In this review paper, the critical aspects of the effect of environmental conditions on the impact performance of natural-fibre-reinforced composites are discussed. In addition, this paper critically assessed the damage mechanisms of NFRCs and their hybrids by focusing more on moisture ingress and relative humidity in the impact damage behaviour of NFRCs. The research so far demonstrates the utilisation of natural fibres as a suitable replacement for synthetic-fibre-reinforced composites from a sustainable and ecological perspective. However, fundamental and technological problems must be addressed to use these fibres fully. For NFRCs to be used in structural and semi-structural applications, the fibre-hybridising approach has been considered one of the optimising techniques. This approach not only provides property enhancement opportunities but also provides a cost-effective way to minimise the drawbacks of NFRCs. Several critical factors influencing long-term durability and using natural fibre-reinforced hybrid composites in harsh environments are well-explained. Additionally, this review identifies and highlights the following crucial points.

• Moisture ingress significantly reduces the load-bearing capacity of NFRCs when exposed to harsh environments, particularly for sub-zero and high temperatures. In addition, the effect of moisture on the impact performance of natural-fibre composites is critical in engineering applications such as marine, automotive, and aerospace because it can modify the behaviour of the structure under varied loading conditions. As far as protection and withstand ability are concerned, fibre hybridisation significantly improves the moisture ingress and impact behaviour of natural fibre-reinforced composites.

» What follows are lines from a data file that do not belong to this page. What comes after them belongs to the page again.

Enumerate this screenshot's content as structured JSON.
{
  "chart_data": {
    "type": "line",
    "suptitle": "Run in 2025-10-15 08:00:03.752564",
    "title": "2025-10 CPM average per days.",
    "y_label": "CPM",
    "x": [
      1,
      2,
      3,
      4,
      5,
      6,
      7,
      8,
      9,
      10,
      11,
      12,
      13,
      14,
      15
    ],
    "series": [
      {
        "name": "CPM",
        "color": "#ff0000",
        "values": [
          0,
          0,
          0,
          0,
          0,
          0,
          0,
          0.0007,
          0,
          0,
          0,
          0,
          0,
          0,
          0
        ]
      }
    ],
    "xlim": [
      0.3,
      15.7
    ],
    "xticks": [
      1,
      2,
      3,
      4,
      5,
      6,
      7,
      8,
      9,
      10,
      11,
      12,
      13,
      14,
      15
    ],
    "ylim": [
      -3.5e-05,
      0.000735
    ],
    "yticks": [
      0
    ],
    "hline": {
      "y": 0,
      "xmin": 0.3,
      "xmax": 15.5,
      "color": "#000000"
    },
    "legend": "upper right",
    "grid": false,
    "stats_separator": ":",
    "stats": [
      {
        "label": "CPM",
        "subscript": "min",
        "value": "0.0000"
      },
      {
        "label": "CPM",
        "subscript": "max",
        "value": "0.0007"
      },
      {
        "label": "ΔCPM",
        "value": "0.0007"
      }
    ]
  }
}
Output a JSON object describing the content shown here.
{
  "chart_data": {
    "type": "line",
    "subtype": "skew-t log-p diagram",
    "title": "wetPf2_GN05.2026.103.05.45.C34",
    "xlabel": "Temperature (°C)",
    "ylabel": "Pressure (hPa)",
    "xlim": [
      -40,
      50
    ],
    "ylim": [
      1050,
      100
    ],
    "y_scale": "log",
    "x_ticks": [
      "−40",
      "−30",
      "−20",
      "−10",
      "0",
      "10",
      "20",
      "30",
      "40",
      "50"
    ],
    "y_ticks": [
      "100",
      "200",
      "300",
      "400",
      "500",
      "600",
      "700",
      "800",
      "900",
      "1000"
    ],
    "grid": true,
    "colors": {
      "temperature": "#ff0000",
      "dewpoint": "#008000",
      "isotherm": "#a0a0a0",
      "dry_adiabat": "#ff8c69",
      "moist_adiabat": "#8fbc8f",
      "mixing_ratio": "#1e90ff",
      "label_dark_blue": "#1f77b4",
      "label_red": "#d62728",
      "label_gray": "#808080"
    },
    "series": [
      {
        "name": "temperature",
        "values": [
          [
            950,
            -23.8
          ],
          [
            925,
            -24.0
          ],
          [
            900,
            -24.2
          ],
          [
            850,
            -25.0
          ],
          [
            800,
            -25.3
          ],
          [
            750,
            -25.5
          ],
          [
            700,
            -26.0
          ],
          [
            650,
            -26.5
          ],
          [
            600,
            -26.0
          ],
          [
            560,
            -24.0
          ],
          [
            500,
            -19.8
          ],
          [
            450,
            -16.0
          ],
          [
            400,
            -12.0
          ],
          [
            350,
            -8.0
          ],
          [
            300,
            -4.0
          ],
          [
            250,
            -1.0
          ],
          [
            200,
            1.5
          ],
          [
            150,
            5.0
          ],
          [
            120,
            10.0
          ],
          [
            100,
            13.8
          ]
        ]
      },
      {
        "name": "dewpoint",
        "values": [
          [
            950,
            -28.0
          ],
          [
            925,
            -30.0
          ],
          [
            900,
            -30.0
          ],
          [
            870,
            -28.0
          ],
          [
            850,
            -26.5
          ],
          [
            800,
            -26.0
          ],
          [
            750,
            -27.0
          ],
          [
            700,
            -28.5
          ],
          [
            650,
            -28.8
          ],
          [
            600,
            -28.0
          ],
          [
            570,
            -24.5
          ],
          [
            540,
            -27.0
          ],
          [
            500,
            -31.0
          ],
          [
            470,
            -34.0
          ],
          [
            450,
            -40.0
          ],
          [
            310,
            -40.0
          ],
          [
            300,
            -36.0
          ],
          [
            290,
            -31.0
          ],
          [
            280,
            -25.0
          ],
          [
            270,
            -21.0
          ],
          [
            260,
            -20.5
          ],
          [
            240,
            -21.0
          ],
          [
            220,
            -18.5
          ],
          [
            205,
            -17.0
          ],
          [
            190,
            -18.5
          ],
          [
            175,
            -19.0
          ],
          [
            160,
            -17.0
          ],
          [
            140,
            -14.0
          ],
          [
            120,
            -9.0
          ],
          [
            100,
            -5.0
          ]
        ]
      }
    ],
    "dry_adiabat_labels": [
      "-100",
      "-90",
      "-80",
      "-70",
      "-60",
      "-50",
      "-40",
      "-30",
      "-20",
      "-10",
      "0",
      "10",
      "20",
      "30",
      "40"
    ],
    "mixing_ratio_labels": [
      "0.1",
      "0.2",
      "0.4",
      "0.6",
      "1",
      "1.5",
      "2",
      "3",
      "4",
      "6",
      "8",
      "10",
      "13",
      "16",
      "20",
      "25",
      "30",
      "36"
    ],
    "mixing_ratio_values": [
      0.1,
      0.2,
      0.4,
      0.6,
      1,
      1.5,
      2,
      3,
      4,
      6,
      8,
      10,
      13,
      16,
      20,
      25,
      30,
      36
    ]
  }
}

• Bio-based plant composites will play a significant role in the future, where environmental credibility is of prime importance.

There is a growing market for biocomposites, which are described as a novel application. However, it is worth noting that natural plant fibres were developed for aircraft, automobiles, and marine applications. It would be easy to conclude that nothing is new, but that would be too simplistic. Undoubtedly, the composites industry has developed significantly over the past few decades, and this is evident in the gradual increase in composite materials used in structural applications. As biocomposites become more industrialised, the novelty comes from their increased industrialisation rather than their raw materials, which leads to increased competition. However, given that they use renewable resources, have minimal adverse effects on the environment, and offer end-of-life solutions that go far beyond the reasons that led to their initial development as structural materials 80 years ago, it is still possible to classify these biocomposites as materials of the future.